Kia ora! I'm Blair. I design fun, educational tools that help people take action.

Apps as coaches

Blair wrote this on 24 Jul


Messaging apps are becoming a big deal. I personally use Slack all the time, as does my family. The point is, messaging apps are becoming the main communication tools for many people. Here are some brilliant insights into the possible future of messaging apps.

The aspect of this article I found interesting was the idea of suggested responses. The examples in the article relate to booking a lift with Uber or buying movie tickets.

“Just as keyboard features like QuickType on iOS suggest words you might like to make, the messaging app could suggest entire messages:”

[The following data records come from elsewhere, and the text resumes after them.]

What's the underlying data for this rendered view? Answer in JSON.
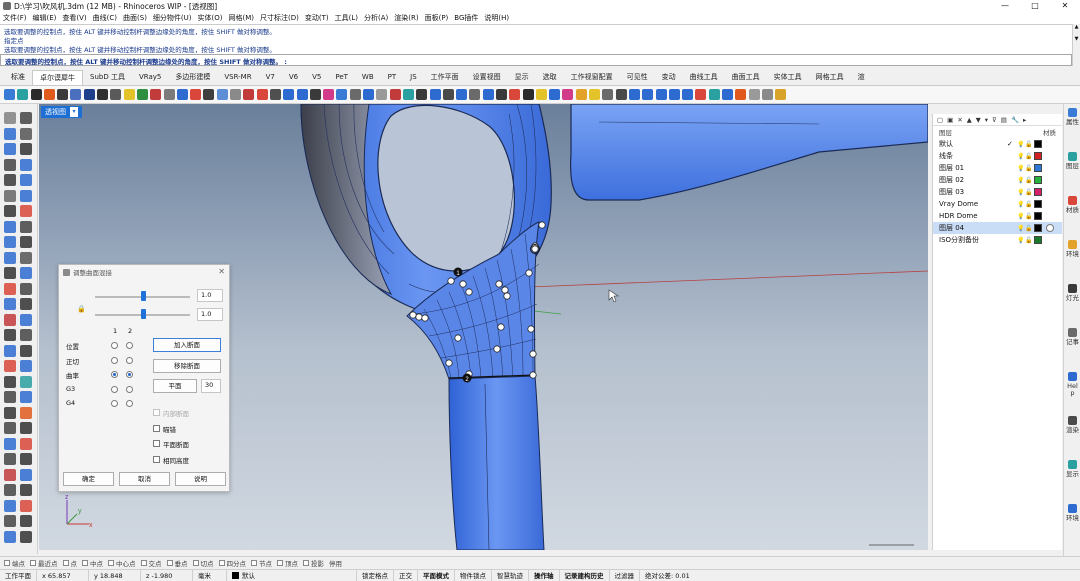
{
  "window": {
    "title": "D:\\学习\\吹风机.3dm (12 MB) - Rhinoceros WIP - [透视图]",
    "controls": [
      "—",
      "□",
      "✕"
    ]
  },
  "menu": [
    "文件(F)",
    "编辑(E)",
    "查看(V)",
    "曲线(C)",
    "曲面(S)",
    "细分物件(U)",
    "实体(O)",
    "网格(M)",
    "尺寸标注(D)",
    "变动(T)",
    "工具(L)",
    "分析(A)",
    "渲染(R)",
    "面板(P)",
    "BG插件",
    "说明(H)"
  ],
  "command_history": [
    "选取要调整的控制点，按住 ALT 键并移动控制杆调整边缘处的角度，按住 SHIFT 做对称调整。",
    "指定点",
    "选取要调整的控制点，按住 ALT 键并移动控制杆调整边缘处的角度，按住 SHIFT 做对称调整。"
  ],
  "command_prompt": "选取要调整的控制点，按住 ALT 键并移动控制杆调整边缘处的角度，按住 SHIFT 做对称调整。 :",
  "tabs": [
    {
      "label": "标准",
      "active": false
    },
    {
      "label": "卓尔谟犀牛",
      "active": true
    },
    {
      "label": "SubD 工具",
      "active": false
    },
    {
      "label": "VRay5",
      "active": false
    },
    {
      "label": "多边形建模",
      "active": false
    },
    {
      "label": "VSR-MR",
      "active": false
    },
    {
      "label": "V7",
      "active": false
    },
    {
      "label": "V6",
      "active": false
    },
    {
      "label": "V5",
      "active": false
    },
    {
      "label": "PeT",
      "active": false
    },
    {
      "label": "WB",
      "active": false
    },
    {
      "label": "PT",
      "active": false
    },
    {
      "label": "JS",
      "active": false
    },
    {
      "label": "工作平面",
      "active": false
    },
    {
      "label": "设置视图",
      "active": false
    },
    {
      "label": "显示",
      "active": false
    },
    {
      "label": "选取",
      "active": false
    },
    {
      "label": "工作视窗配置",
      "active": false
    },
    {
      "label": "可见性",
      "active": false
    },
    {
      "label": "变动",
      "active": false
    },
    {
      "label": "曲线工具",
      "active": false
    },
    {
      "label": "曲面工具",
      "active": false
    },
    {
      "label": "实体工具",
      "active": false
    },
    {
      "label": "网格工具",
      "active": false
    },
    {
      "label": "渲",
      "active": false
    }
  ],
  "toolbar_icon_colors": [
    "#3a7bd5",
    "#2aa0a0",
    "#2b2b2b",
    "#e05a1e",
    "#3a3a3a",
    "#4a6fbf",
    "#1e3f8a",
    "#303030",
    "#5a5a5a",
    "#e3c22a",
    "#2f8f3f",
    "#c23b3b",
    "#7b7b7b",
    "#2e6bd1",
    "#d9463a",
    "#3f3f3f",
    "#5c8fd6",
    "#8a8a8a",
    "#c23b3b",
    "#d9463a",
    "#4f4f4f",
    "#2e6bd1",
    "#2e6bd1",
    "#3a3a3a",
    "#d13b8a",
    "#3a7bd5",
    "#6a6a6a",
    "#2e6bd1",
    "#9a9a9a",
    "#c23b3b",
    "#2aa0a0",
    "#3a3a3a",
    "#2e6bd1",
    "#4a4a4a",
    "#2e6bd1",
    "#6a6a6a",
    "#2e6bd1",
    "#3a3a3a",
    "#d9463a",
    "#2b2b2b",
    "#e3c22a",
    "#2e6bd1",
    "#d13b8a",
    "#e3a32a",
    "#e3c22a",
    "#6a6a6a",
    "#4a4a4a",
    "#2e6bd1",
    "#2e6bd1",
    "#2e6bd1",
    "#2e6bd1",
    "#2e6bd1",
    "#d9463a",
    "#2aa0a0",
    "#2e6bd1",
    "#e05a1e",
    "#9a9a9a",
    "#8a8a8a",
    "#d9a32a"
  ],
  "viewport": {
    "label": "透视图",
    "axis_labels": {
      "z": "z",
      "y": "y",
      "x": "x"
    },
    "point_labels": [
      "1",
      "2"
    ]
  },
  "dialog": {
    "title": "调整曲面混接",
    "slider1_value": "1.0",
    "slider2_value": "1.0",
    "slider1_level": 0.5,
    "slider2_level": 0.5,
    "col1": "1",
    "col2": "2",
    "rows": [
      {
        "label": "位置",
        "r1": false,
        "r2": false
      },
      {
        "label": "正切",
        "r1": false,
        "r2": false
      },
      {
        "label": "曲率",
        "r1": true,
        "r2": true
      },
      {
        "label": "G3",
        "r1": false,
        "r2": false
      },
      {
        "label": "G4",
        "r1": false,
        "r2": false
      }
    ],
    "add_section": "加入断面",
    "remove_section": "移除断面",
    "planar": "平面",
    "planar_value": "30",
    "checks": [
      {
        "label": "内部断面",
        "checked": false,
        "disabled": true
      },
      {
        "label": "瞄错",
        "checked": false,
        "disabled": false
      },
      {
        "label": "平面断面",
        "checked": false,
        "disabled": false
      },
      {
        "label": "相同高度",
        "checked": false,
        "disabled": false
      }
    ],
    "ok": "确定",
    "cancel": "取消",
    "help": "说明"
  },
  "layers_panel": {
    "tool_glyphs": [
      "▢",
      "▣",
      "✕",
      "▲",
      "▼",
      "▾",
      "⊽",
      "▤",
      "🔧",
      "▸"
    ],
    "header_layer": "图层",
    "header_material": "材质",
    "layers": [
      {
        "name": "默认",
        "current": true,
        "color": "#000000",
        "selected": false
      },
      {
        "name": "线条",
        "current": false,
        "color": "#d42020",
        "selected": false
      },
      {
        "name": "图层 01",
        "current": false,
        "color": "#2b78d6",
        "selected": false
      },
      {
        "name": "图层 02",
        "current": false,
        "color": "#27b03c",
        "selected": false
      },
      {
        "name": "图层 03",
        "current": false,
        "color": "#d4226a",
        "selected": false
      },
      {
        "name": "Vray Dome",
        "current": false,
        "color": "#000000",
        "selected": false
      },
      {
        "name": "HDR Dome",
        "current": false,
        "color": "#000000",
        "selected": false
      },
      {
        "name": "图层 04",
        "current": false,
        "color": "#000000",
        "selected": true
      },
      {
        "name": "ISO分割备份",
        "current": false,
        "color": "#1a7a2a",
        "selected": false
      }
    ]
  },
  "side_tabs": [
    "属性",
    "图层",
    "材质",
    "环境",
    "灯光",
    "记事",
    "Help",
    "渲染",
    "显示",
    "环境"
  ],
  "osnaps": [
    "端点",
    "最近点",
    "点",
    "中点",
    "中心点",
    "交点",
    "垂点",
    "切点",
    "四分点",
    "节点",
    "顶点",
    "投影",
    "停用"
  ],
  "status": {
    "cplane": "工作平面",
    "x": "x 65.857",
    "y": "y 18.848",
    "z": "z -1.980",
    "unit": "毫米",
    "layer": "默认",
    "items": [
      "锁定格点",
      "正交",
      "平面模式",
      "物件锁点",
      "智慧轨迹",
      "操作轴",
      "记录建构历史",
      "过滤器"
    ],
    "tolerance": "绝对公差: 0.01"
  }
}
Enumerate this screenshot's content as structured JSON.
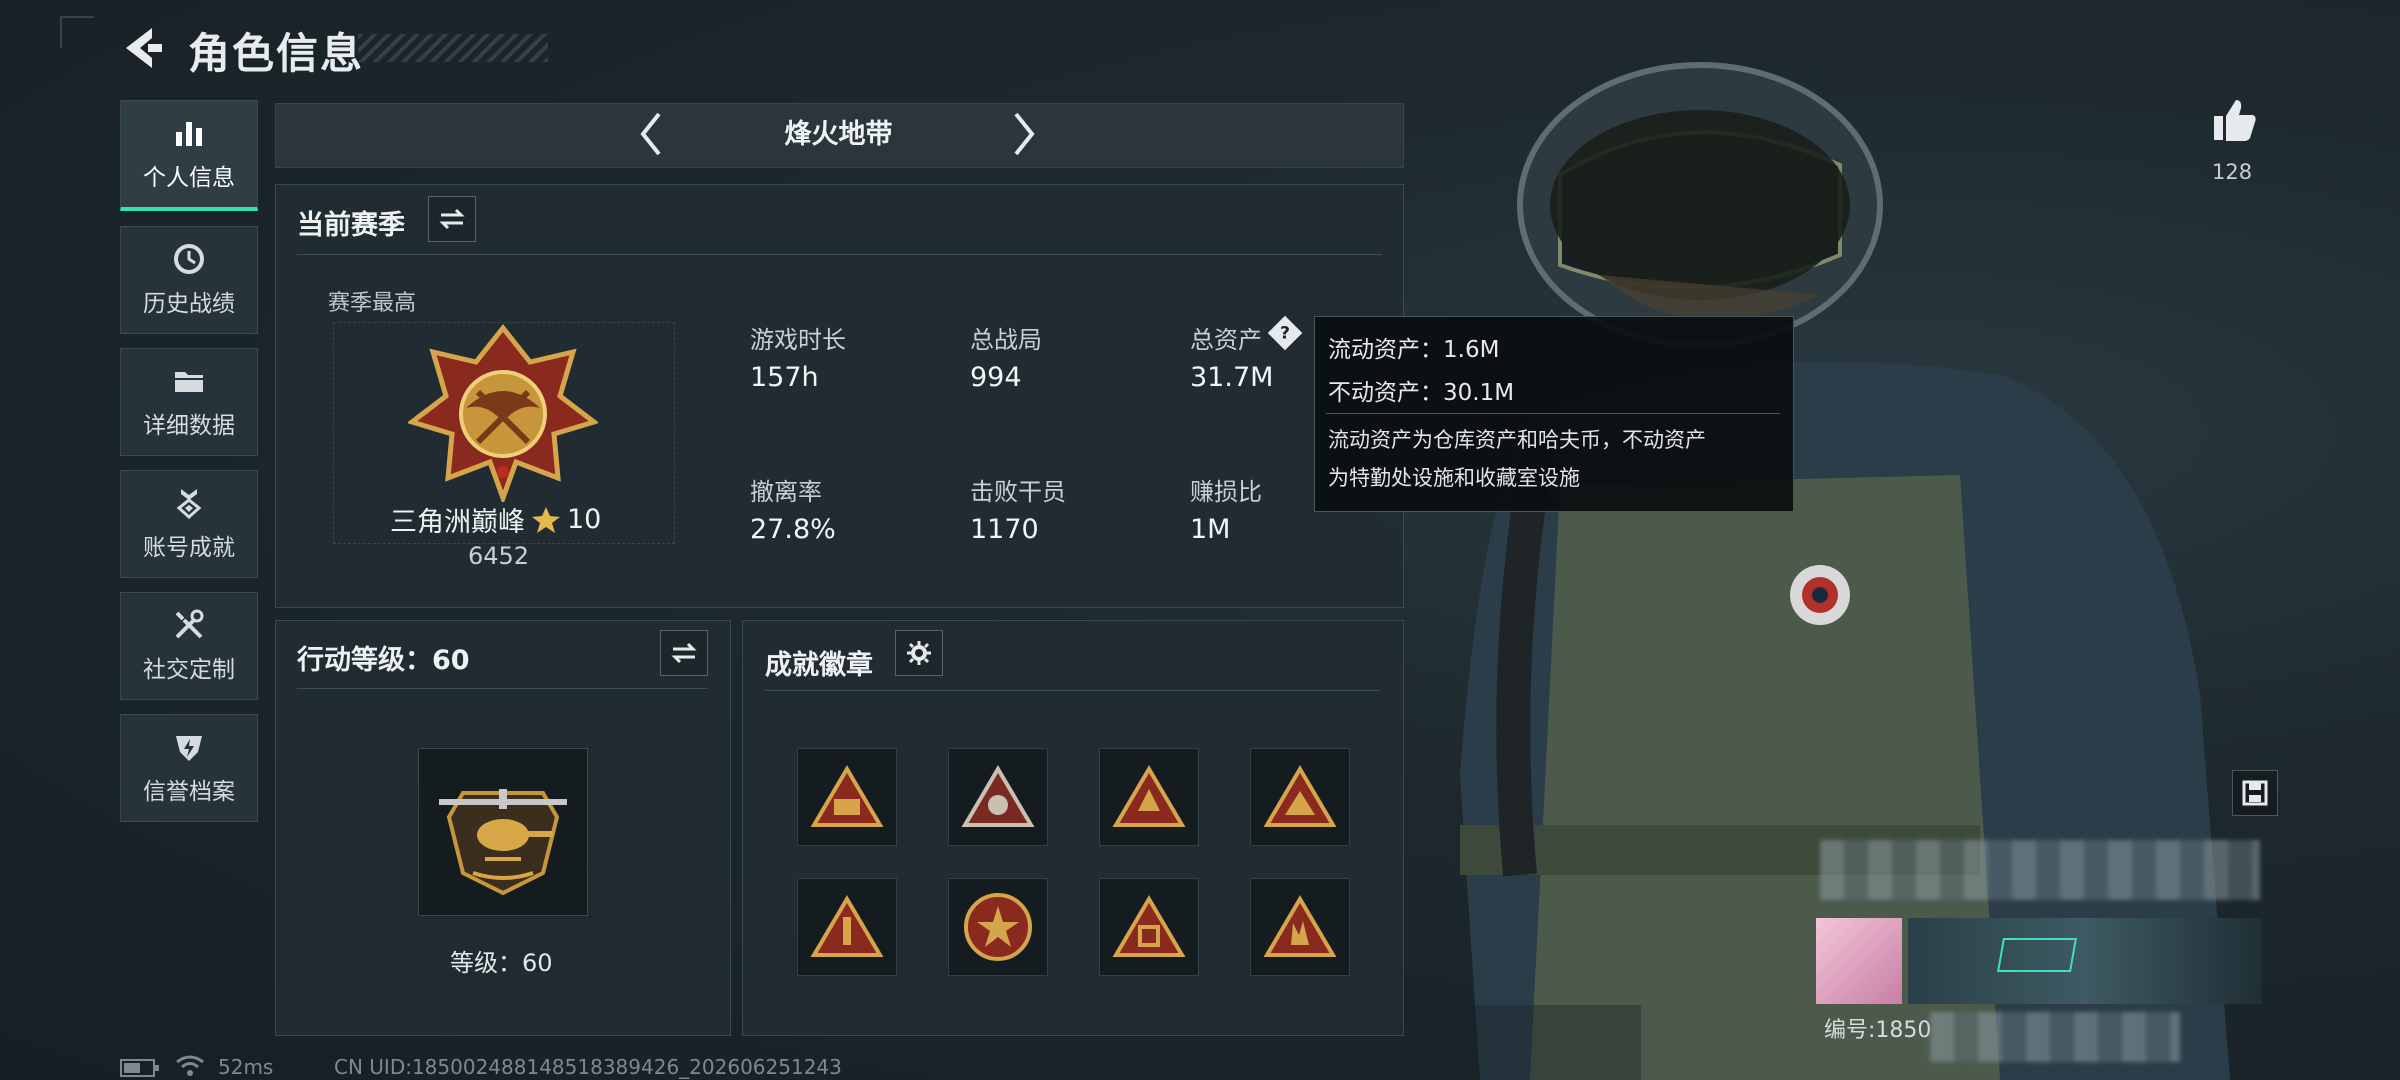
{
  "header": {
    "title": "角色信息"
  },
  "sidebar": {
    "items": [
      {
        "label": "个人信息",
        "icon": "bar-chart-icon",
        "active": true
      },
      {
        "label": "历史战绩",
        "icon": "clock-icon",
        "active": false
      },
      {
        "label": "详细数据",
        "icon": "folder-icon",
        "active": false
      },
      {
        "label": "账号成就",
        "icon": "medal-icon",
        "active": false
      },
      {
        "label": "社交定制",
        "icon": "tools-icon",
        "active": false
      },
      {
        "label": "信誉档案",
        "icon": "shield-icon",
        "active": false
      }
    ]
  },
  "mode": {
    "title": "烽火地带"
  },
  "season": {
    "title": "当前赛季",
    "best_label": "赛季最高",
    "rank_name": "三角洲巅峰",
    "rank_stars": "10",
    "rank_score": "6452",
    "stats": [
      {
        "label": "游戏时长",
        "value": "157h"
      },
      {
        "label": "总战局",
        "value": "994"
      },
      {
        "label": "总资产",
        "value": "31.7M"
      },
      {
        "label": "撤离率",
        "value": "27.8%"
      },
      {
        "label": "击败干员",
        "value": "1170"
      },
      {
        "label": "赚损比",
        "value": "1M"
      }
    ]
  },
  "tooltip": {
    "line1": "流动资产：1.6M",
    "line2": "不动资产：30.1M",
    "desc1": "流动资产为仓库资产和哈夫币，不动资产",
    "desc2": "为特勤处设施和收藏室设施"
  },
  "action_level": {
    "title": "行动等级：60",
    "level_text": "等级：60"
  },
  "achievements": {
    "title": "成就徽章"
  },
  "likes": {
    "count": "128"
  },
  "player": {
    "id_prefix": "编号:1850"
  },
  "status_bar": {
    "ping": "52ms",
    "uid": "CN UID:185002488148518389426_202606251243"
  },
  "colors": {
    "accent": "#2de3b6",
    "gold": "#c8963a",
    "bg": "#1a2429"
  }
}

The idea is that if an app becomes aware that you want to accomplish something it presents some options for you to choose. For example:

“I need a lift home”

“I need a lift to work”

I’m a huge fan of apps as coaches. For this to work well an app needs access to some data about you and your context in order to make suggestions that will assist instead of annoy. Apps as coaches.

So now think about how training traditionally works. What if instead of taking a present-and-memorise approach, you used an app that could both push and pull information to you in context.

For example, if I’m at the airport my banking app on my phone knows to offer me info about banking when overseas. How does it do this? It simply knows my location (the airport) and it sends me a notification that I can take action on or dismiss. The notification is relevant and helpful.

Now imagine bringing that same functionality into a training situation. If I’m near a certain piece of equipment my device can push a notification that asks me if I want to get some tips on using the equipment safely and correctly.

Of if an app has access to my calendar and it knows I’m going into a sales call the app can offer me sales tips or offer to show me some CRM info on the person I’m meeting with or link me to their social network profiles.

The app does this by offering me suggested commands I can give it. For example: “I want some sales tips” or “I want to see Dave’s purchase history”.

Now I can google sales tips or look up Dave’s CRM data myself. But this is just one example of how apps can have a conversation with us and take away the need to remember so many things. They can bring possible actions to our attention we may be blind to because of repetition or familiarity. They can help to add an element of automation and reduce cognitive load. Apps as coaches.

Do you already use an app that works something like this? How could you make use of an app as a coach?